La Sonnambula, bir Aida, Carmen ya da Figaro'nun Düğünü gibi dünya opera evlerinin repertuarlarında daimi olarak bulunan ve popülaritesiyle büyük kitleler çeken bir eser olmamakla beraber, en eski opera salonlarında opera izledikten sonra beklentilerimi yüksek tutmamam gerektiğine dair bir dürtü içinde olsam da, İzmir Elhamra Sahnesi'nde bu eseri izleyecek olmak neden bilmem beni çok heyecanlandırıyordu.



























İlk dikkatimi çeken seyircilerin kalabalıklığı oldu. Salon tamamen doluydu.
Küçük bir salon, balkon sadece sahnenin önünde.

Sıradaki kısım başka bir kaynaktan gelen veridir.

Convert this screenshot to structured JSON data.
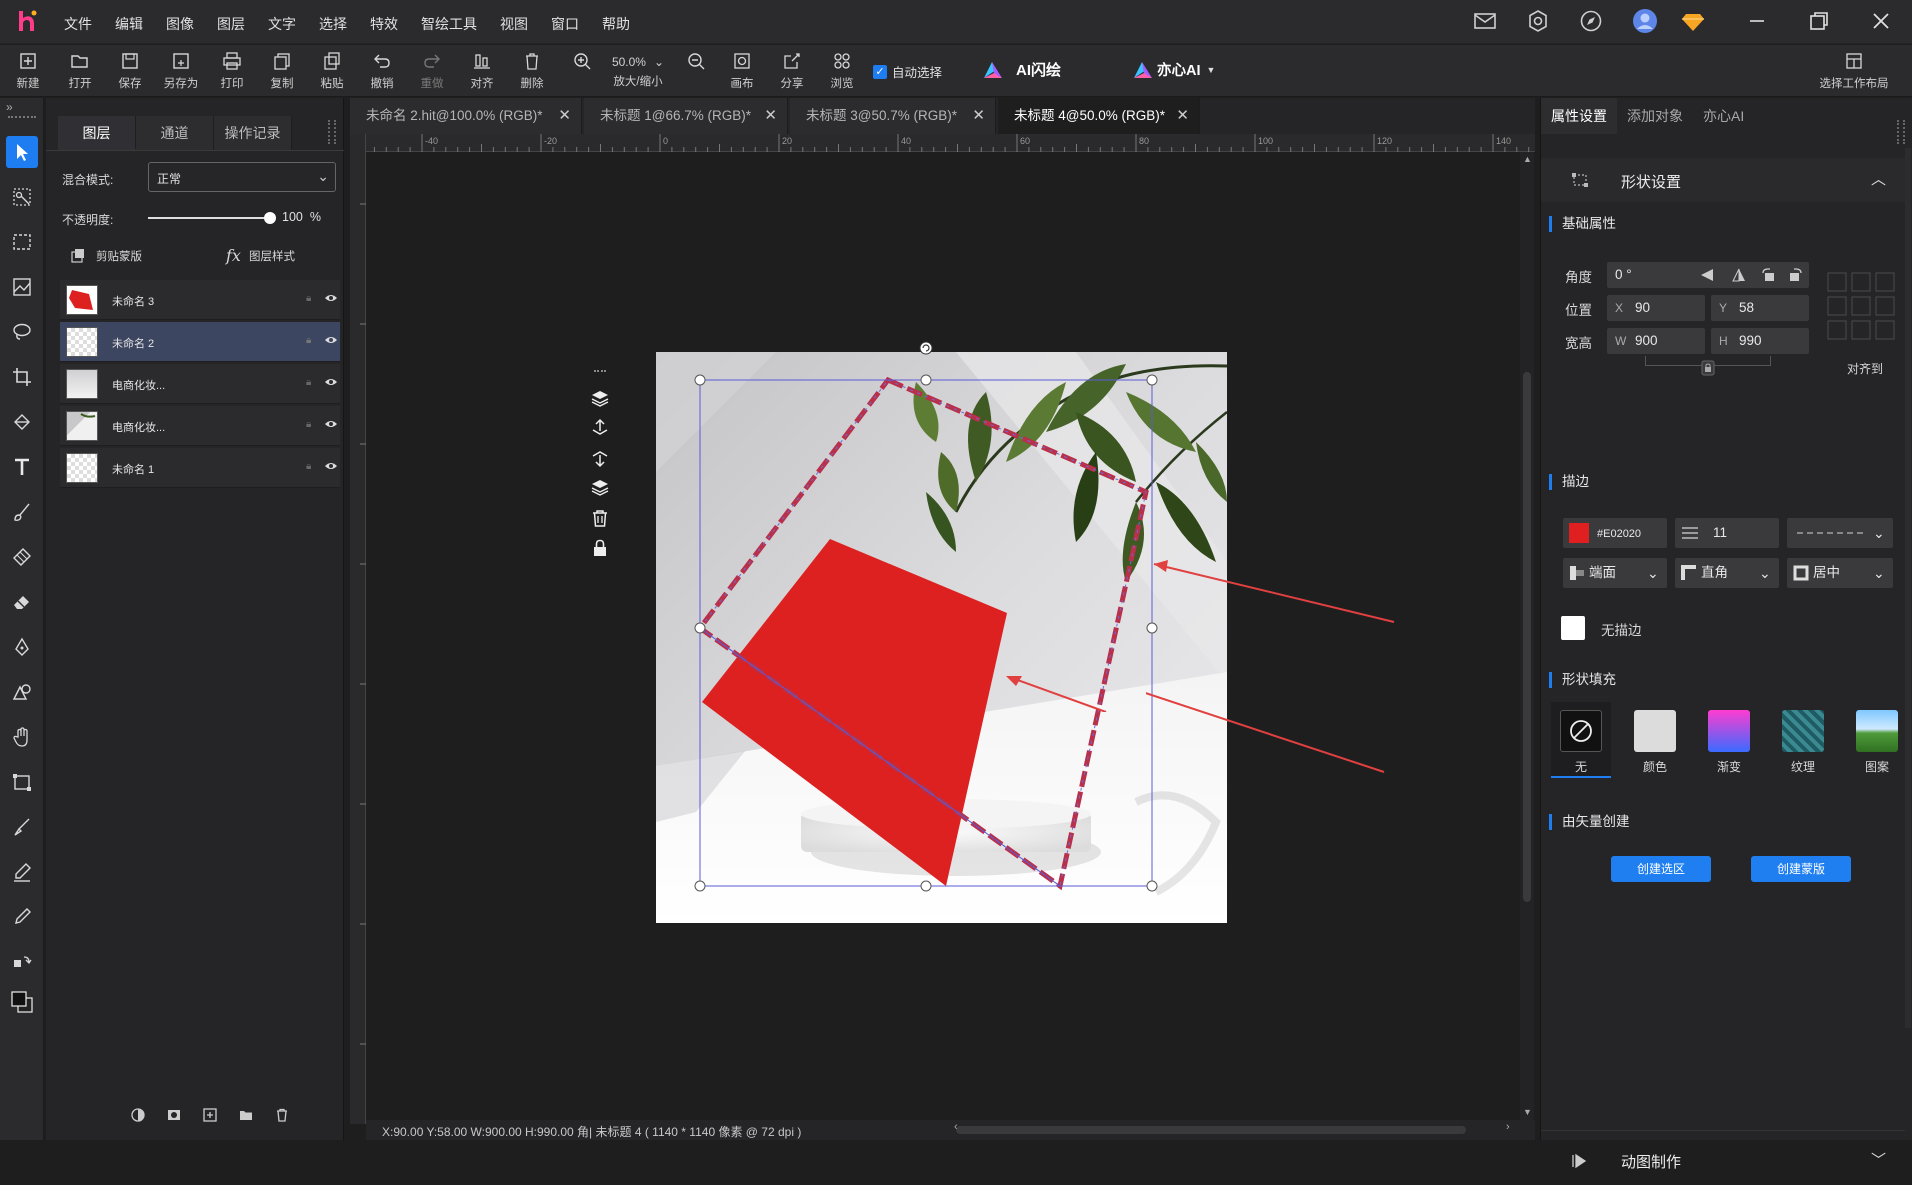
{
  "menu": [
    "文件",
    "编辑",
    "图像",
    "图层",
    "文字",
    "选择",
    "特效",
    "智绘工具",
    "视图",
    "窗口",
    "帮助"
  ],
  "toolbar": {
    "new": "新建",
    "open": "打开",
    "save": "保存",
    "save_as": "另存为",
    "print": "打印",
    "copy": "复制",
    "paste": "粘贴",
    "undo": "撤销",
    "redo": "重做",
    "align": "对齐",
    "delete": "删除",
    "zoom_value": "50.0%",
    "zoom_label": "放大/缩小",
    "canvas": "画布",
    "share": "分享",
    "browse": "浏览",
    "auto_select": "自动选择",
    "ai_flash": "AI闪绘",
    "yixin_ai": "亦心AI",
    "workspace": "选择工作布局"
  },
  "layers_panel": {
    "tabs": [
      "图层",
      "通道",
      "操作记录"
    ],
    "blend_label": "混合模式:",
    "blend_value": "正常",
    "opacity_label": "不透明度:",
    "opacity_value": "100",
    "opacity_unit": "%",
    "opacity_level": 1.0,
    "clip_mask": "剪贴蒙版",
    "layer_style": "图层样式",
    "layers": [
      {
        "name": "未命名 3",
        "thumb": "red"
      },
      {
        "name": "未命名 2",
        "thumb": "checker",
        "selected": true
      },
      {
        "name": "电商化妆...",
        "thumb": "photo"
      },
      {
        "name": "电商化妆...",
        "thumb": "photo2"
      },
      {
        "name": "未命名 1",
        "thumb": "checker"
      }
    ]
  },
  "doc_tabs": [
    {
      "label": "未命名 2.hit@100.0% (RGB)*",
      "active": false
    },
    {
      "label": "未标题 1@66.7% (RGB)*",
      "active": false
    },
    {
      "label": "未标题 3@50.7% (RGB)*",
      "active": false
    },
    {
      "label": "未标题 4@50.0% (RGB)*",
      "active": true
    }
  ],
  "ruler_marks": [
    "-40",
    "-20",
    "0",
    "20",
    "40",
    "60",
    "80",
    "100",
    "120",
    "140"
  ],
  "status": {
    "text": "X:90.00 Y:58.00 W:900.00 H:990.00 角|  未标题 4 ( 1140 * 1140 像素 @ 72 dpi )"
  },
  "right_panel": {
    "tabs": [
      "属性设置",
      "添加对象",
      "亦心AI"
    ],
    "shape_settings": "形状设置",
    "basic_props": "基础属性",
    "angle_label": "角度",
    "angle_value": "0 °",
    "position_label": "位置",
    "x_label": "X",
    "x_value": "90",
    "y_label": "Y",
    "y_value": "58",
    "size_label": "宽高",
    "w_label": "W",
    "w_value": "900",
    "h_label": "H",
    "h_value": "990",
    "align_to": "对齐到",
    "stroke_title": "描边",
    "stroke_color": "#E02020",
    "stroke_color_label": "#E02020",
    "stroke_width": "11",
    "cap_label": "端面",
    "join_label": "直角",
    "pos_label": "居中",
    "no_stroke": "无描边",
    "fill_title": "形状填充",
    "fill_options": [
      "无",
      "颜色",
      "渐变",
      "纹理",
      "图案"
    ],
    "vector_title": "由矢量创建",
    "create_selection": "创建选区",
    "create_mask": "创建蒙版",
    "animation": "动图制作"
  },
  "colors": {
    "accent": "#1e7df0",
    "shape_red": "#dd2020",
    "selection": "#5b5bd6"
  }
}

Yanlara doğru yayılan bir çerçevede değil.
Biz sahnenin hemen önünde ve ortasında bir yer alıyoruz.

Kısaca şunu söyleyebilirim ki; ses ve görüntü kalitesi açısından Elhamra Sahnesi dünyanın devlerini aratmıyor.

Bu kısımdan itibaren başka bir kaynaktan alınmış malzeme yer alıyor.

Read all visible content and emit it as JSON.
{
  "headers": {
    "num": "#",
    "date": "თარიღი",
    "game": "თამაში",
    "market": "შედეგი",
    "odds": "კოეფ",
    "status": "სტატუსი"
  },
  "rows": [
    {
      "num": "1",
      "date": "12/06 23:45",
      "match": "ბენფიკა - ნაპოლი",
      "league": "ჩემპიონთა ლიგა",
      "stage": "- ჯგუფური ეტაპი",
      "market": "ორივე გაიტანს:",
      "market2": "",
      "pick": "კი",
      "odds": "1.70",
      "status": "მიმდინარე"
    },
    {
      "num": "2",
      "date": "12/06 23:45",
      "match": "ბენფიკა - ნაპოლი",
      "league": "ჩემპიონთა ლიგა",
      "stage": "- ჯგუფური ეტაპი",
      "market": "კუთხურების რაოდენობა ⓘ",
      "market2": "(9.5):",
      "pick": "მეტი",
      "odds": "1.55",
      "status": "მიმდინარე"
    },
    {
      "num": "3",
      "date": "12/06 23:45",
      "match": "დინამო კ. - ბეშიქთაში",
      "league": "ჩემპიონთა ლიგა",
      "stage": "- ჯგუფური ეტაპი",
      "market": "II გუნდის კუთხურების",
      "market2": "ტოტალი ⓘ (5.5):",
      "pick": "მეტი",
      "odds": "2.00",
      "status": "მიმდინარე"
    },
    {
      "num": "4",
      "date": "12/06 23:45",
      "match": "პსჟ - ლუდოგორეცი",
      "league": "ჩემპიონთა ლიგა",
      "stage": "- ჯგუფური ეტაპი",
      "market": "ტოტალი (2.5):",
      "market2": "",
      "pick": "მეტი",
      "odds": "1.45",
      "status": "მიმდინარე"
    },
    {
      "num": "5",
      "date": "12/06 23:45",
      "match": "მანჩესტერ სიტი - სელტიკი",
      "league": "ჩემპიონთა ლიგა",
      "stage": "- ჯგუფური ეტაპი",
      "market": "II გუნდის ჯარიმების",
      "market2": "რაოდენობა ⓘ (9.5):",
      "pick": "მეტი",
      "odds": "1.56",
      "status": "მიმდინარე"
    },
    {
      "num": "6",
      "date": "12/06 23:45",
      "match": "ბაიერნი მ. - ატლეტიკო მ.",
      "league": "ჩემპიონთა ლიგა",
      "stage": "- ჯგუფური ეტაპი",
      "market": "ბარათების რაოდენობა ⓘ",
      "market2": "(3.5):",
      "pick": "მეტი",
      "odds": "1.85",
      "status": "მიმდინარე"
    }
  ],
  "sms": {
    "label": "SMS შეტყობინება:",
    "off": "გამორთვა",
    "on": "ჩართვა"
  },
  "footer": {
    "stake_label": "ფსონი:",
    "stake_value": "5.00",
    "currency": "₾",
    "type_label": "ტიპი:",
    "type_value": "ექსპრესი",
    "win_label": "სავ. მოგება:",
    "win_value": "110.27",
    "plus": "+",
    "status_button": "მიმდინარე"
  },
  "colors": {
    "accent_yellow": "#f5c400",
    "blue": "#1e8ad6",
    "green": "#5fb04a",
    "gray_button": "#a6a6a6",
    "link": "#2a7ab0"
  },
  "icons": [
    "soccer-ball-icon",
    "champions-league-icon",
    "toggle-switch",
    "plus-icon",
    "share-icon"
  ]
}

1912 yılında inşa edilen bu bina, eski adıyla Milli Kütüphane Sineması, daha sonraki Elhamra Sineması ve bugün Elhamra Sahnesi olarak İzmir'in en eski ve en orjinal tarihi binalarından biridir.

1980 yılında Kültür Bakanlığı tarafından kiralanarak operaya uygun bir şekilde restore edilen Elhamra Sahnesi İzmir Devlet Opera ve Balesi'ne verilmiş, Ekim 1982'de ilk eserlerini sergilemiş.

Mermerin bolca kullanıldığı Elhamra Sarayı'nın içi de de en az dışı kadar etkileyici.
Işıklandırması bir şahane. Şark tipi avizeler, duvarlarda Türk tarihine uygun nakışlar, panolar ve resimler mükemmel.

Bellini - La Sonnambula

Bu eser, aynen bu kadroyla dünyanın her sahnesinde oynayabilir ve sonunda kendilerini, elleri acıyana, kızarana kadar alkışlayan bütün seyircileri kendilerine hayran bırakabilir.

Bayıldım...
Bu kadar üstün bir kalitede bir opera dinlemeyi sahiden beklemiyordum.
Hayır, ne Napoli'de dünyanın en eski opera sahnesi olan Teatro di Carlo'da izlediğim Aida'dan aşağı kalır bir yanı vardı, ne Bratislava'daki Carmen'den, ne Viyana'daki Faust'tan...

Bayıldım...
Sanatçıların seslerinin gücüne, sahne performanslarına, sahneyi dolduruşlarına, vermek istedikleri tüm duyguları içimize nüfuz edişlerine, yine de ve illa ki o gümbür gümbür gür gürbüz seslerine...
Bayıldım...

Ve en iyi yer hem de sahnenin önünde ve ortasında sadece 20-25-30 YTL. (Emekli 10-12,5-15 YTL)
Dünya bu kalitede bir opera izlemek için fahiş rakamlar ödüyor...

Operaya gidin arkadaşlar.

İzmir Elhamra Sahnesi'nde sergilenen ne varsa gidin...

İzmir'li olup, Kemeraltı Çarşısı'nın hemen girişindeki bu muazzam sahnede bir kere bir opera izlemediyseniz bilin ki çok şey kaçırıyorsunuz.

Ben taaa deniz aşırı yerlerden takip ediyorum.
Ve hatta bu eylülde geldiğimde ne varsa programlarında içime çekmek, kendime katmak istiyorum.

Bu yazıyla buradan İzmir Devlet Opera ve Balesi'ne sesleniyorum.

2014-2015 sezonu programınızı henüz güncellememişsiniz. Acele ederseniz sevinirim.

Zira eylül ayında Elhamra Sarayı'na uğramadan dönmek istemem.